A transformação digital também afetou o emprego. As lojas de departamento empregavam 487 mil pessoas em 2023, uma redução de 1,8% ante 2022, mas as vagas relacionadas a tecnologia e logística aumentaram 9%. “Estamos vendo uma realocação de mão de obra, com menor demanda por vendedores presenciais e maior necessidade de profissionais de TI, análise de dados e gestão de estoques”, explicou Resende.

Os investimentos em tecnologia pelas empresas do setor somaram R$ 4,2 bilhões em 2023, alta de 12% em relação ao ano anterior. Os recursos foram destinados principalmente a sistemas de gestão de relacionamento com o cliente (CRM), inteligência artificial para recomendação de produtos e automação de centros de distribuição.

Desafios e perspectivas

Apesar do otimismo, o relatório do IBGE destaca desafios. A concorrência com marketplaces internacionais e a necessidade de reduzir o prazo de entrega em áreas remotas são pontos críticos. “A loja de departamento tradicional precisa se reinventar, oferecendo experiências integradas entre o físico e o virtual”, avaliou o especialista. A pesquisa indica que 78% das empresas do setor planejam investir em realidade aumentada e provadores virtuais nos próximos dois anos.
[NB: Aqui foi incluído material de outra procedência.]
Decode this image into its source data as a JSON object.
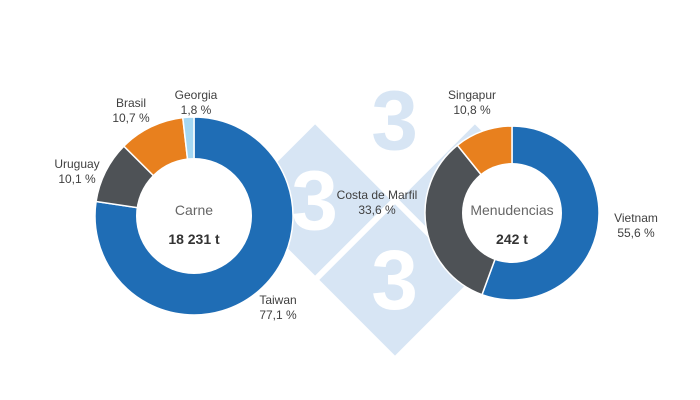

O governo federal, por meio do Ministério do Desenvolvimento, Indústria, Comércio e Serviços, anunciou que estuda medidas de incentivo à digitalização do varejo, como linhas de crédito específicas para pequenas lojas. Por enquanto, os dados do IBGE confirmam que o comércio eletrônico deixou de ser uma alternativa para se tornar o principal canal de vendas das lojas de departamento no Brasil.